As with Sea Island Cotton, and so many of today's fashion items, the popularity of indigo resulted in exploitation and repression; after the Indigo Revolt, indigo culture moved to South Carolina - relying heavily on slave labour. As Lance's film explains, indigo's revival as a craft skill today has required producers in several areas to banish memories of a dark and cruel past.

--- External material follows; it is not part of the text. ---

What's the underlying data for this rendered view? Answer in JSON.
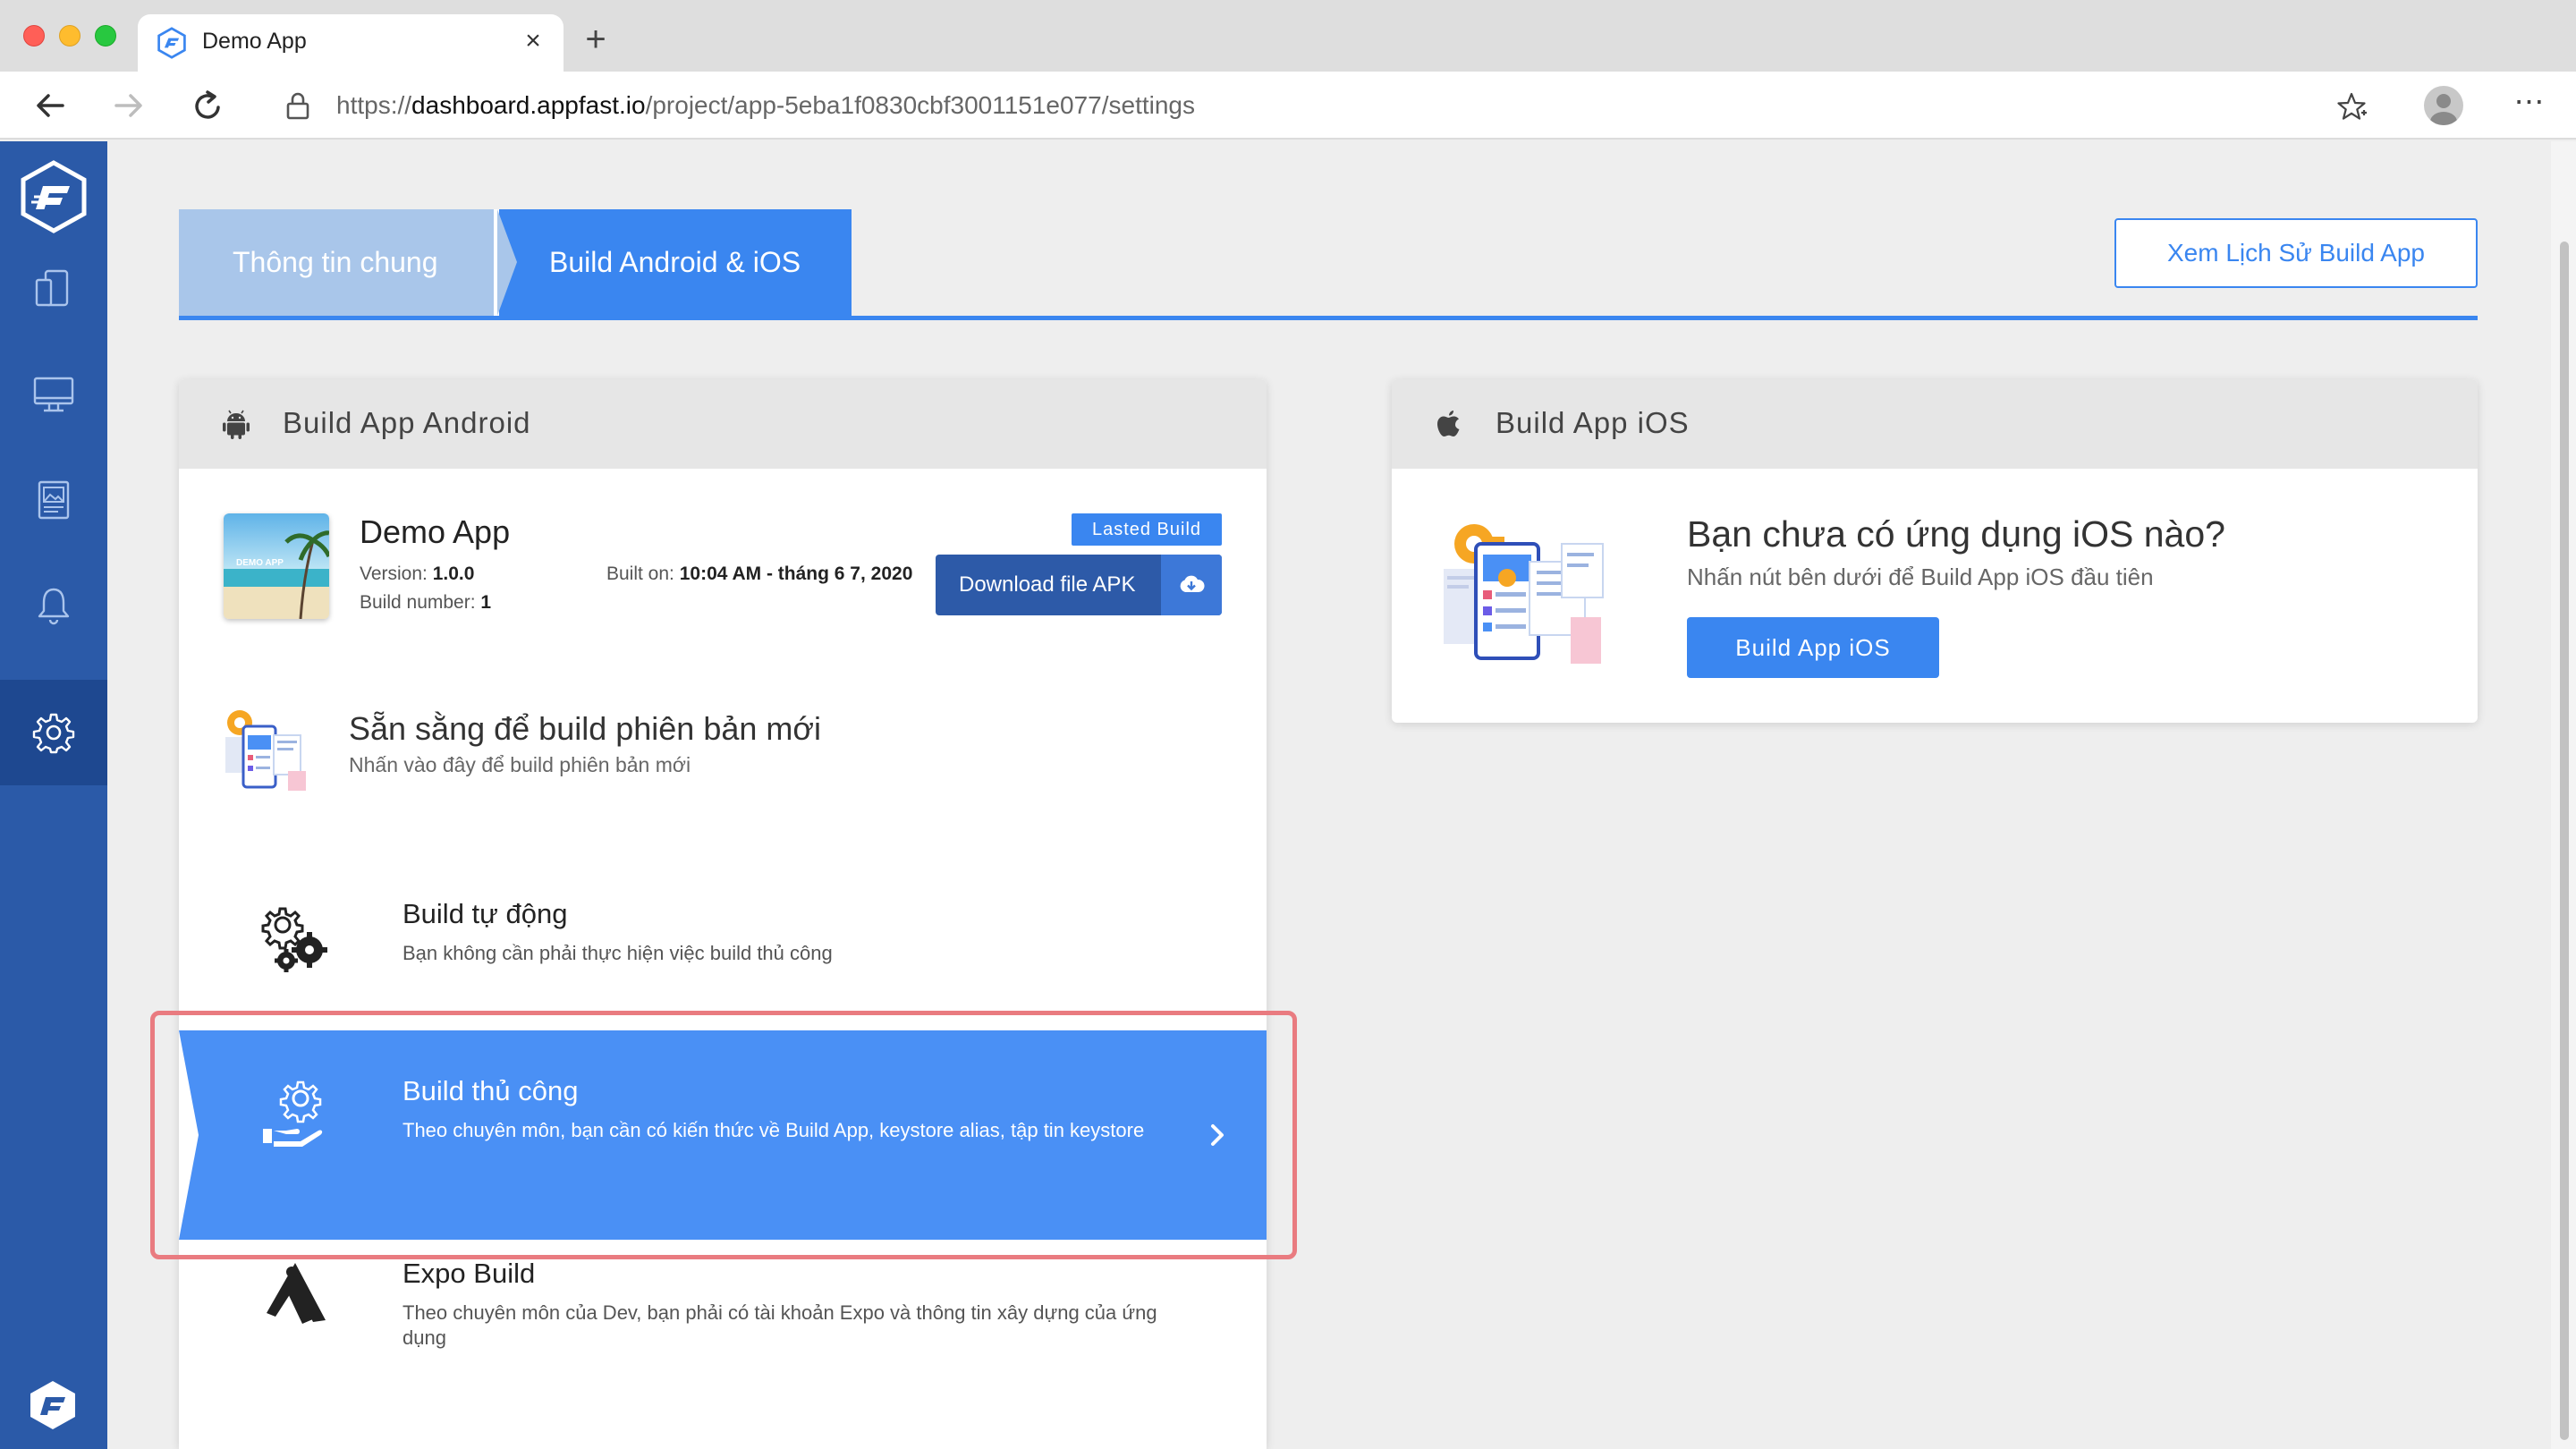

Yet that dark past didn't recede with the passing of natural indigo. From the 1890s onwards, of course, the advent of synthetic indigo, via a process invented by Adolf von Baeyer, freed many from menial toil. But as Diurmud Jeffries relates in his gripping, but depressing book Hell's Cartell, Baeyer and his company BASF were an integral part of Germany's militaristic revival. By 1915, synthetic indigo had effectively wiped out the natural version, despite the efforts of the British empire. (Even Cone, who started producing denim for Levi's in 1915, are thought to have evaded restrictions on the German product during the First World War, and dyed their denim with synthetic indigo). BASF later became a key member of the IG Farben cartel, using their industrial muscle to bankroll the Nazis, and their huge income from synthetic indigo and other dyes helped fund research for products like synthetic petroleum, to help Hitler achieve his long-fantasied "Autarky" - economic self-sufficiency. When the allies liberated Auschwitz, they found a huge synthetic petroleum plant built by IG Farben, whose directors, according to Jeffries, only avoided the death penalties they deserved thanks to resurgent american anti-Semitism and the advent of the Cold War.
So far, so repressive. But all of human life is there, in the history of indigo. Perhaps the best counter-example to the dark side of the dye comes from the clothing popularised by Giuseppe Garibaldi. For in the Museo Del Risorgimento in Rome there are a pair of blue workpants known as 'Garibaldi's jeans', made from a blue fabric that is possibly a fustian - cotton fill, probably with a indigo linen warp - or a cotton duck. This style of pants became known, of course, as' Genovesi'. Garibaldi, the "Lion of Liberty", was the first rebel with a cause, albeit in Blue Genes, rather than Blue Jeans.
When it comes to totalitarianism vs the individual, indigo has historically backed both sides. Happily, Mary Lance's film gives a warming account of its new role, helping to liberate isolated, sometimes troubled communities, fostering the craft ethic in an increasingly industrialised world.